If you can call up a teledoc and they give you a prescription based on your description why could you not just go buy the meds yourself without a prescription. You have essentially diagnosed yourself and just asked the doctor for permission to buy the drug you want.
The "perscription system" used to be that you'd have to go see a doctor, the doctor knew who you were, and would make decisions on what prescriptions/medications you should be given.
Due to drug advertising rules, the prescription system has been turned on its head, and the patient now goes to their doctor asking for a specific prescription.
Telemedicine took advantage of this and has effectively removed the middleman (the doctor) in many cases and you just sign-up look at a person on a camera, and get your drugs sent to you.
I take certain medications--nothing interesting, nothing controlled, nothing abusable. I have to deal with a whole thing just to get refills, because my PCP forces me to come in every time--and even that is now just a telehealth call that is annoying.
In Mexico, for meds like mine, you can just buy them at the pharmacy. There's no reason for all this nonsense.
(Edit: same PCP refused to prescribe GLP-1s early, without any scientific or medical reason not to. Delayed my weightloss by months until I found a place that would.)
> I’m curious what you mean by this. I’m not sure what you mean by “prescription system” specifically.
They basically operate as a "pay for a prescription" service.

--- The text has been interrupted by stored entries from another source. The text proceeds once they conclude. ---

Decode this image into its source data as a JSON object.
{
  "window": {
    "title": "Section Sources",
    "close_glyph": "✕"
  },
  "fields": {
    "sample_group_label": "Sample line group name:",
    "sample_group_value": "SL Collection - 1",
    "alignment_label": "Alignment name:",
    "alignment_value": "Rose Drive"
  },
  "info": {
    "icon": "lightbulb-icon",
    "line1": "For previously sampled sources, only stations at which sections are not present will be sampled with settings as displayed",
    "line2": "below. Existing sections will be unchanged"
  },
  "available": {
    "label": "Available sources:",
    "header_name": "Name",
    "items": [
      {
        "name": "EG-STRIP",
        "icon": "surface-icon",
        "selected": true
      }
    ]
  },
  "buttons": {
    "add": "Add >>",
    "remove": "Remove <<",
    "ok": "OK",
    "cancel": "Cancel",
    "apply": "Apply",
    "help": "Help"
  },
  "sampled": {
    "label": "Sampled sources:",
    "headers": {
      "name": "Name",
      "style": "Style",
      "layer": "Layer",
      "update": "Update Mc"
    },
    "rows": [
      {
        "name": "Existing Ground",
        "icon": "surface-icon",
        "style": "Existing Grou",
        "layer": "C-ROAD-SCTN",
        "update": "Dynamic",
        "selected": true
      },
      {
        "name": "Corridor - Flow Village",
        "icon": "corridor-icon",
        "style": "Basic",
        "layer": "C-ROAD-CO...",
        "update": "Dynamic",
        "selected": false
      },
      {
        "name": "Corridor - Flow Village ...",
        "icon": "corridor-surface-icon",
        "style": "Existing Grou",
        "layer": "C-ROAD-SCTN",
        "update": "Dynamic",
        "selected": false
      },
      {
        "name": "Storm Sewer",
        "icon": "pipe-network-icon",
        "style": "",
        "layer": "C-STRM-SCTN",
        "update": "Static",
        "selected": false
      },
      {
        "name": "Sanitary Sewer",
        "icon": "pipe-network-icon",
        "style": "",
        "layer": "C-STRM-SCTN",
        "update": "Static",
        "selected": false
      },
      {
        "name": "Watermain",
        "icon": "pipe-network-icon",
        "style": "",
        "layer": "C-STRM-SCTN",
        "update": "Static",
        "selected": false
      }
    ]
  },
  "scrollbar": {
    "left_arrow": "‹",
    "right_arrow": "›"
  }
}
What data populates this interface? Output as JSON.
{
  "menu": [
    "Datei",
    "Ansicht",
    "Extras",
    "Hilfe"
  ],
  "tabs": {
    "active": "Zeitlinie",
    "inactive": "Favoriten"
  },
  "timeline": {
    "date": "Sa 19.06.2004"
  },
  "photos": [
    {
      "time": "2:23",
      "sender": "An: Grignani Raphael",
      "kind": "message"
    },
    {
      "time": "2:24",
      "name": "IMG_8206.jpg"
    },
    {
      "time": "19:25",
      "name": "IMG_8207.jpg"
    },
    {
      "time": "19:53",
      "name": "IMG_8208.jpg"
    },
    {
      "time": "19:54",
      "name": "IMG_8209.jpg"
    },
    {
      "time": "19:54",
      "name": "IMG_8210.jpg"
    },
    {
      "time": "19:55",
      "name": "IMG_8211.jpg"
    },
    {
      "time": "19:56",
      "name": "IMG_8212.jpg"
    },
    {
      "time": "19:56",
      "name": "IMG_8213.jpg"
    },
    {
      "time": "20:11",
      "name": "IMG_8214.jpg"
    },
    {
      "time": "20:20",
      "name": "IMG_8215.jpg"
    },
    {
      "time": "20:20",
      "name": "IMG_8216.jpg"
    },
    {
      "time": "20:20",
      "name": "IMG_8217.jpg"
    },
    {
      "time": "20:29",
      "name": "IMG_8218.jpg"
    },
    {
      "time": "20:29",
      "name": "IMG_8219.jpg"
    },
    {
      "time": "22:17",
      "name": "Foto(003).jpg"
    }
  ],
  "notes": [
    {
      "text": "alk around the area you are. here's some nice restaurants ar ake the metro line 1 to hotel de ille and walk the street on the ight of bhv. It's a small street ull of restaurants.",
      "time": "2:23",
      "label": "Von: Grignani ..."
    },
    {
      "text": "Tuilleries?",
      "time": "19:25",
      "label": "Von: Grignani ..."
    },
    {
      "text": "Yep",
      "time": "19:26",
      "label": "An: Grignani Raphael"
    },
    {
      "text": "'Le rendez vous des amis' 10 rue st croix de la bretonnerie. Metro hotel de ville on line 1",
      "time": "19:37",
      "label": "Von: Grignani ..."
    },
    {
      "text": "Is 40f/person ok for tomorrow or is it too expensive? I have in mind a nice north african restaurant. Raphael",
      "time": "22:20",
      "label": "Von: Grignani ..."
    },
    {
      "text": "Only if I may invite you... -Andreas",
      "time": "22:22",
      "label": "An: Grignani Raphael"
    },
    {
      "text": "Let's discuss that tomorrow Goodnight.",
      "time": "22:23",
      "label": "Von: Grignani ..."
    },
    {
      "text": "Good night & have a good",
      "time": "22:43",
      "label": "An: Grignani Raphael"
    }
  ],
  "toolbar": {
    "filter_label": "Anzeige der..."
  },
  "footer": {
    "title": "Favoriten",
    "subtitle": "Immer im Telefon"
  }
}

Figure out what drug you want, google the drug name and telehealth. You will be marketed in a wink wink sort of manner over how easy it is to get them, just hours away! Then if you are not a total idiot, you answer certain questions in the right manner on the intake form, the doctor (usually NP/PA or similar for most things) will quickly run through that and expect you to answer correctly - perhaps guide you a bit if you don't.
5 minutes later you have a prescription in the web portal and it's sent to your pharmacy of choice.
It really shows how the whole "permission slip" program is BS. I've used these services a couple times vs. my normal doctor just to save time and expense of an office visit. If I can click some buttons, have a call 30 minutes later, and be on my way to the pharmacy for $50 it's sometimes the path I take now vs. traditional route.
Someone used to the traditional doctor/patient relationship thing and prescriptions being "holy" would be shocked at how easy and gamed it all is.